Но старухе и неловко стало — сперва не пускала, теперь вроде бы испугалась. Старуха была неприступная, властная и не любила менять своих решений.
Будто верблюд, усевшийся на мягкую золу, укрытая до пояса одеялами, она копной сидела на деревянной кровати. «Куда ни шло, — думала она, — если б они переночевали только. А то ведь им мяса, а коню сена давай… Да еще гляди за ними в оба — кобели! — так и норовят наблудить, так и зыркают глазищами, нет ли в доме дочки или молоденькой снохи».

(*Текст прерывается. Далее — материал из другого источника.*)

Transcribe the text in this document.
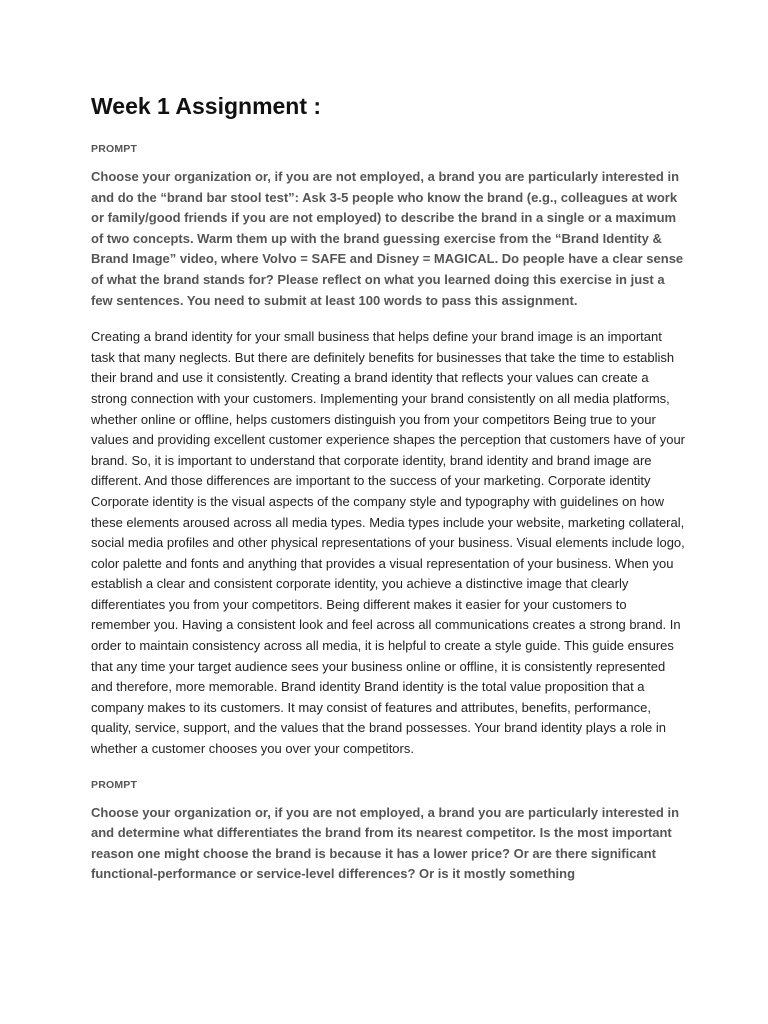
Week 1 Assignment :
PROMPT

Choose your organization or, if you are not employed, a brand you are particularly interested in and do the “brand bar stool test”: Ask 3-5 people who know the brand (e.g., colleagues at work or family/good friends if you are not employed) to describe the brand in a single or a maximum of two concepts. Warm them up with the brand guessing exercise from the “Brand Identity & Brand Image” video, where Volvo = SAFE and Disney = MAGICAL. Do people have a clear sense of what the brand stands for? Please reflect on what you learned doing this exercise in just a few sentences. You need to submit at least 100 words to pass this assignment.

Creating a brand identity for your small business that helps define your brand image is an important task that many neglects. But there are definitely benefits for businesses that take the time to establish their brand and use it consistently. Creating a brand identity that reflects your values can create a strong connection with your customers. Implementing your brand consistently on all media platforms, whether online or offline, helps customers distinguish you from your competitors Being true to your values and providing excellent customer experience shapes the perception that customers have of your brand. So, it is important to understand that corporate identity, brand identity and brand image are different. And those differences are important to the success of your marketing. Corporate identity Corporate identity is the visual aspects of the company style and typography with guidelines on how these elements aroused across all media types. Media types include your website, marketing collateral, social media profiles and other physical representations of your business. Visual elements include logo, color palette and fonts and anything that provides a visual representation of your business. When you establish a clear and consistent corporate identity, you achieve a distinctive image that clearly differentiates you from your competitors. Being different makes it easier for your customers to remember you. Having a consistent look and feel across all communications creates a strong brand. In order to maintain consistency across all media, it is helpful to create a style guide. This guide ensures that any time your target audience sees your business online or offline, it is consistently represented and therefore, more memorable. Brand identity Brand identity is the total value proposition that a company makes to its customers. It may consist of features and attributes, benefits, performance, quality, service, support, and the values that the brand possesses. Your brand identity plays a role in whether a customer chooses you over your competitors.

PROMPT

Choose your organization or, if you are not employed, a brand you are particularly interested in and determine what differentiates the brand from its nearest competitor. Is the most important reason one might choose the brand is because it has a lower price? Or are there significant functional-performance or service-level differences? Or is it mostly something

На ходу отряхивая снег, шурша мерзлой одеждой, вошли двое. Один был плотен и приземист, другой — бледный, худощавый. Брови и ресницы их заиндевели. Бледный юноша был в черном драповом пальто, городского покроя, в накинутой поверх пальто волчьей шубе. Войдя в дом, он первым делом стеснительно скинул шубу у порога.

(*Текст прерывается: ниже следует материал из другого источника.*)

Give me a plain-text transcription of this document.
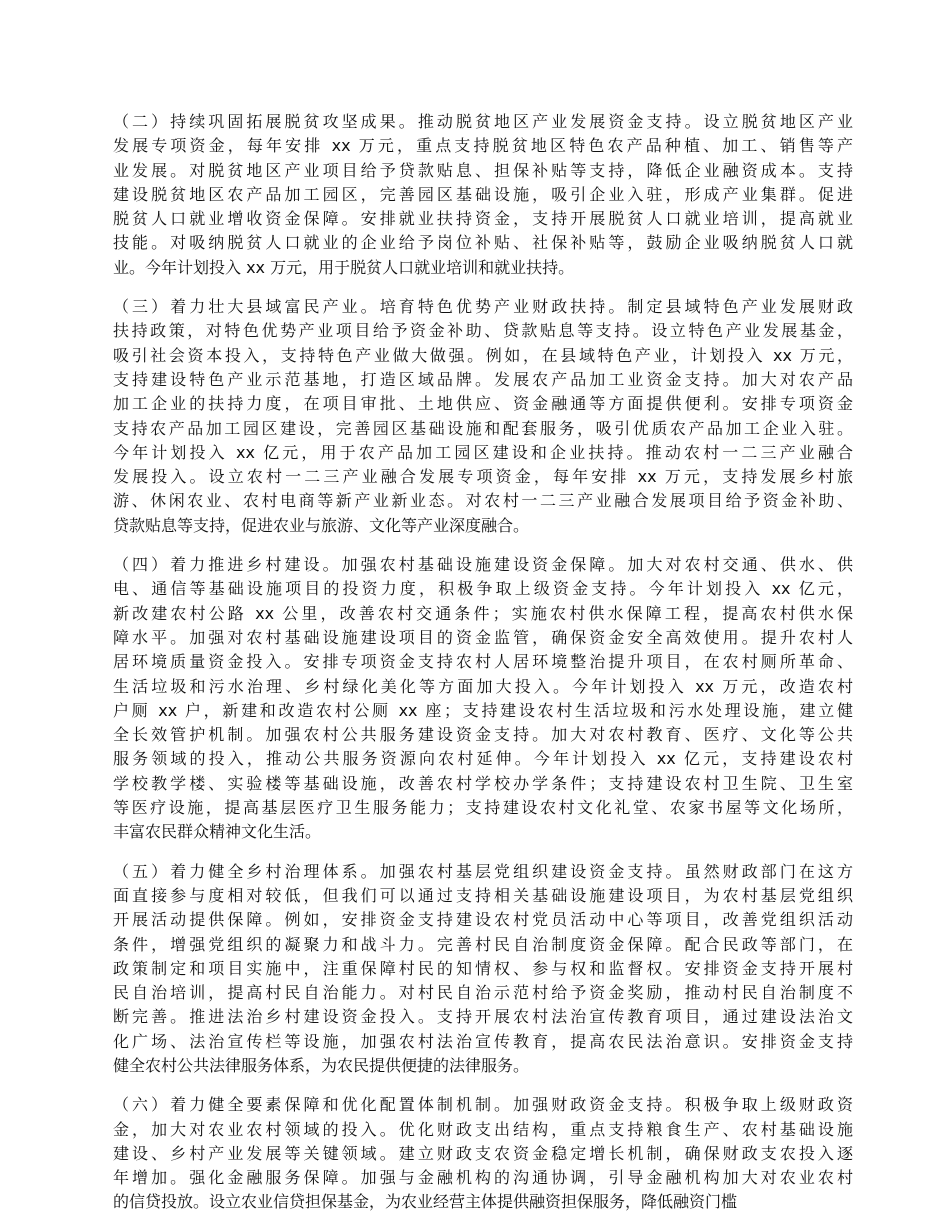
（二）持续巩固拓展脱贫攻坚成果。推动脱贫地区产业发展资金支持。设立脱贫地区产业
发展专项资金，每年安排 xx 万元，重点支持脱贫地区特色农产品种植、加工、销售等产
业发展。对脱贫地区产业项目给予贷款贴息、担保补贴等支持，降低企业融资成本。支持
建设脱贫地区农产品加工园区，完善园区基础设施，吸引企业入驻，形成产业集群。促进
脱贫人口就业增收资金保障。安排就业扶持资金，支持开展脱贫人口就业培训，提高就业
技能。对吸纳脱贫人口就业的企业给予岗位补贴、社保补贴等，鼓励企业吸纳脱贫人口就
业。今年计划投入 xx 万元，用于脱贫人口就业培训和就业扶持。
（三）着力壮大县域富民产业。培育特色优势产业财政扶持。制定县域特色产业发展财政
扶持政策，对特色优势产业项目给予资金补助、贷款贴息等支持。设立特色产业发展基金，
吸引社会资本投入，支持特色产业做大做强。例如，在县域特色产业，计划投入 xx 万元，
支持建设特色产业示范基地，打造区域品牌。发展农产品加工业资金支持。加大对农产品
加工企业的扶持力度，在项目审批、土地供应、资金融通等方面提供便利。安排专项资金
支持农产品加工园区建设，完善园区基础设施和配套服务，吸引优质农产品加工企业入驻。
今年计划投入 xx 亿元，用于农产品加工园区建设和企业扶持。推动农村一二三产业融合
发展投入。设立农村一二三产业融合发展专项资金，每年安排 xx 万元，支持发展乡村旅
游、休闲农业、农村电商等新产业新业态。对农村一二三产业融合发展项目给予资金补助、
贷款贴息等支持，促进农业与旅游、文化等产业深度融合。
（四）着力推进乡村建设。加强农村基础设施建设资金保障。加大对农村交通、供水、供
电、通信等基础设施项目的投资力度，积极争取上级资金支持。今年计划投入 xx 亿元，
新改建农村公路 xx 公里，改善农村交通条件；实施农村供水保障工程，提高农村供水保
障水平。加强对农村基础设施建设项目的资金监管，确保资金安全高效使用。提升农村人
居环境质量资金投入。安排专项资金支持农村人居环境整治提升项目，在农村厕所革命、
生活垃圾和污水治理、乡村绿化美化等方面加大投入。今年计划投入 xx 万元，改造农村
户厕 xx 户，新建和改造农村公厕 xx 座；支持建设农村生活垃圾和污水处理设施，建立健
全长效管护机制。加强农村公共服务建设资金支持。加大对农村教育、医疗、文化等公共
服务领域的投入，推动公共服务资源向农村延伸。今年计划投入 xx 亿元，支持建设农村
学校教学楼、实验楼等基础设施，改善农村学校办学条件；支持建设农村卫生院、卫生室
等医疗设施，提高基层医疗卫生服务能力；支持建设农村文化礼堂、农家书屋等文化场所，
丰富农民群众精神文化生活。
（五）着力健全乡村治理体系。加强农村基层党组织建设资金支持。虽然财政部门在这方
面直接参与度相对较低，但我们可以通过支持相关基础设施建设项目，为农村基层党组织
开展活动提供保障。例如，安排资金支持建设农村党员活动中心等项目，改善党组织活动
条件，增强党组织的凝聚力和战斗力。完善村民自治制度资金保障。配合民政等部门，在
政策制定和项目实施中，注重保障村民的知情权、参与权和监督权。安排资金支持开展村
民自治培训，提高村民自治能力。对村民自治示范村给予资金奖励，推动村民自治制度不
断完善。推进法治乡村建设资金投入。支持开展农村法治宣传教育项目，通过建设法治文
化广场、法治宣传栏等设施，加强农村法治宣传教育，提高农民法治意识。安排资金支持
健全农村公共法律服务体系，为农民提供便捷的法律服务。
（六）着力健全要素保障和优化配置体制机制。加强财政资金支持。积极争取上级财政资
金，加大对农业农村领域的投入。优化财政支出结构，重点支持粮食生产、农村基础设施
建设、乡村产业发展等关键领域。建立财政支农资金稳定增长机制，确保财政支农投入逐
年增加。强化金融服务保障。加强与金融机构的沟通协调，引导金融机构加大对农业农村
的信贷投放。设立农业信贷担保基金，为农业经营主体提供融资担保服务，降低融资门槛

А плотный, низенький вошел и, не снимая верхней одежды, пошел к дальнему углу и сел на одеяло. Потом сбросил тяжелый черный тумак, покряхтывая, принялся стаскивать плосконосые сапоги с налипшим к подошвам снегом. На черной кошме осталась снежные следы.
— Жасанжан, дружок, проходи сюда, — отпыхиваясь, позвал он спутника.

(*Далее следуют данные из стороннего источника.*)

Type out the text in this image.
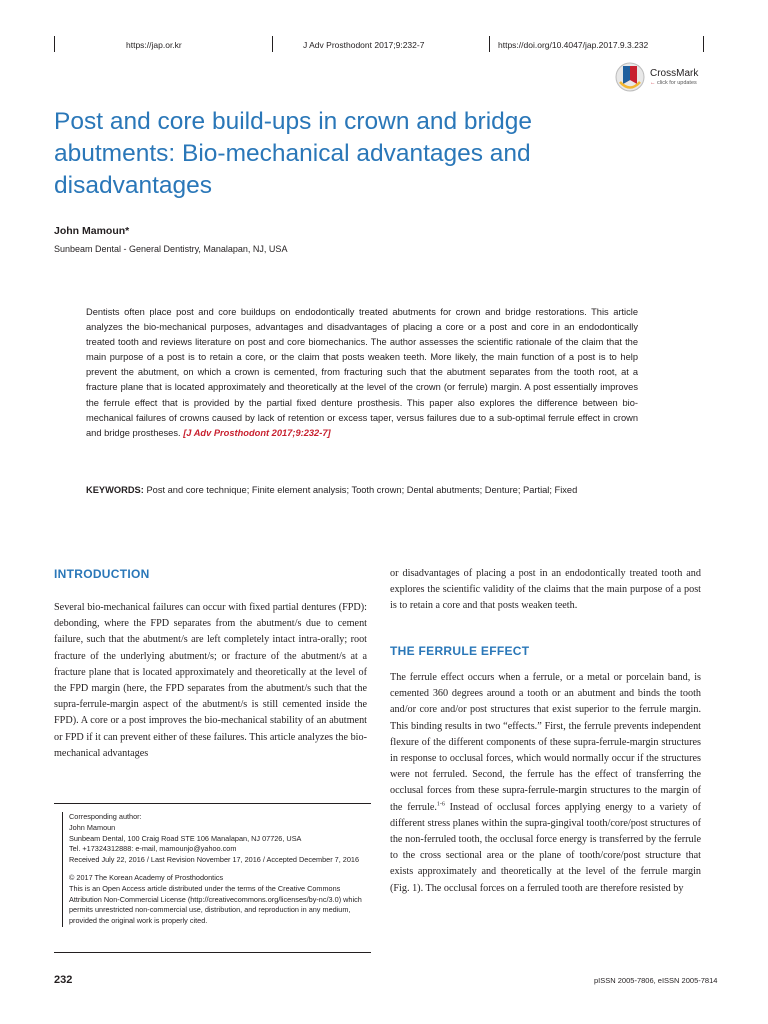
https://jap.or.kr	J Adv Prosthodont 2017;9:232-7	https://doi.org/10.4047/jap.2017.9.3.232
CrossMark
← click for updates
Post and core build-ups in crown and bridge abutments: Bio-mechanical advantages and disadvantages
John Mamoun*
Sunbeam Dental - General Dentistry, Manalapan, NJ, USA
Dentists often place post and core buildups on endodontically treated abutments for crown and bridge restorations. This article analyzes the bio-mechanical purposes, advantages and disadvantages of placing a core or a post and core in an endodontically treated tooth and reviews literature on post and core biomechanics. The author assesses the scientific rationale of the claim that the main purpose of a post is to retain a core, or the claim that posts weaken teeth. More likely, the main function of a post is to help prevent the abutment, on which a crown is cemented, from fracturing such that the abutment separates from the tooth root, at a fracture plane that is located approximately and theoretically at the level of the crown (or ferrule) margin. A post essentially improves the ferrule effect that is provided by the partial fixed denture prosthesis. This paper also explores the difference between bio-mechanical failures of crowns caused by lack of retention or excess taper, versus failures due to a sub-optimal ferrule effect in crown and bridge prostheses. [J Adv Prosthodont 2017;9:232-7]
KEYWORDS: Post and core technique; Finite element analysis; Tooth crown; Dental abutments; Denture; Partial; Fixed
INTRODUCTION
Several bio-mechanical failures can occur with fixed partial dentures (FPD): debonding, where the FPD separates from the abutment/s due to cement failure, such that the abutment/s are left completely intact intra-orally; root fracture of the underlying abutment/s; or fracture of the abutment/s at a fracture plane that is located approximately and theoretically at the level of the FPD margin (here, the FPD separates from the abutment/s such that the supra-ferrule-margin aspect of the abutment/s is still cemented inside the FPD). A core or a post improves the bio-mechanical stability of an abutment or FPD if it can prevent either of these failures. This article analyzes the bio-mechanical advantages

Corresponding author:

John Mamoun

Sunbeam Dental, 100 Craig Road STE 106 Manalapan, NJ 07726, USA

Tel. +17324312888: e-mail, mamounjo@yahoo.com

Received July 22, 2016 / Last Revision November 17, 2016 / Accepted December 7, 2016

© 2017 The Korean Academy of Prosthodontics

This is an Open Access article distributed under the terms of the Creative Commons Attribution Non-Commercial License (http://creativecommons.org/licenses/by-nc/3.0) which permits unrestricted non-commercial use, distribution, and reproduction in any medium, provided the original work is properly cited.

or disadvantages of placing a post in an endodontically treated tooth and explores the scientific validity of the claims that the main purpose of a post is to retain a core and that posts weaken teeth.
THE FERRULE EFFECT
The ferrule effect occurs when a ferrule, or a metal or porcelain band, is cemented 360 degrees around a tooth or an abutment and binds the tooth and/or core and/or post structures that exist superior to the ferrule margin. This binding results in two “effects.” First, the ferrule prevents independent flexure of the different components of these supra-ferrule-margin structures in response to occlusal forces, which would normally occur if the structures were not ferruled. Second, the ferrule has the effect of transferring the occlusal forces from these supra-ferrule-margin structures to the margin of the ferrule.$^{1-6}$ Instead of occlusal forces applying energy to a variety of different stress planes within the supra-gingival tooth/core/post structures of the non-ferruled tooth, the occlusal force energy is transferred by the ferrule to the cross sectional area or the plane of tooth/core/post structure that exists approximately and theoretically at the level of the ferrule margin (Fig. 1). The occlusal forces on a ferruled tooth are therefore resisted by
232	pISSN 2005-7806, eISSN 2005-7814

Юноша снял возле двери пальто и скромно сел рядом с товарищем.
Дом был нетоплен. В окно и в дверь дул ветер. Юноша тер руки, никак не мог отогреться. Товарищ насмешливо покосился на него. «А верно, — подумал он, — что тихий и не мерзнет, а дрожит. Будто стриженую козу пустили на мороз!»
— Ну как, дружок, продрог? — спросил он как бы участливо.
Сегодня они выехали из Челкара еще до восхода солнца. Под ними были самые выносливые кони, и они надеялись к темноте доехать до дому. Они перевалили Ханские склоны, доехали только до мечети, но темнота застигла их, они замерзли и решили ночевать.
Долгая верховая езда особенно тяжело досталась юноше. Седло стерло ему ляжки, спина ныла, кости ломило. У него было такое ощущение, будто накануне его сильно избили. Вытягивая и растирая замерзшие, онемевшие ноги, Жасанжан незаметно разглядывал комнату. Если не считать чулана, где всю зиму держали теленка, дом был однокомнатный, бедный. В глубине комнаты, у стены, стояли две кровати. Они были одинаковые, с одинаковыми подушками, одеялами и ковриками, и Жасанжан понял, что у хозяина дома, должно быть, две жены.
Вислощекая, громадная старуха так и не шевельнулась, продолжая копной сидеть на широкой деревянной кровати возле печки, она только изредка посматривала презрительно сверху на гостей.
Спутником Жасанжана был Абейсын, верный джигит и посыльный волостного. Усевшись поудобней, оглядев комнату, он заговорил со старухой. Старуха хмуро приставила к уху ладонь, подалась немного к гостям, буркнула:
— Что? Говори громче!
Абейсын поверил, что она не слышит, придвинулся к ней и заорал:
— Из какого рода будете, аже?
«Подлизывается, сукин сын… пройдоха, видать!»— подумала старуха.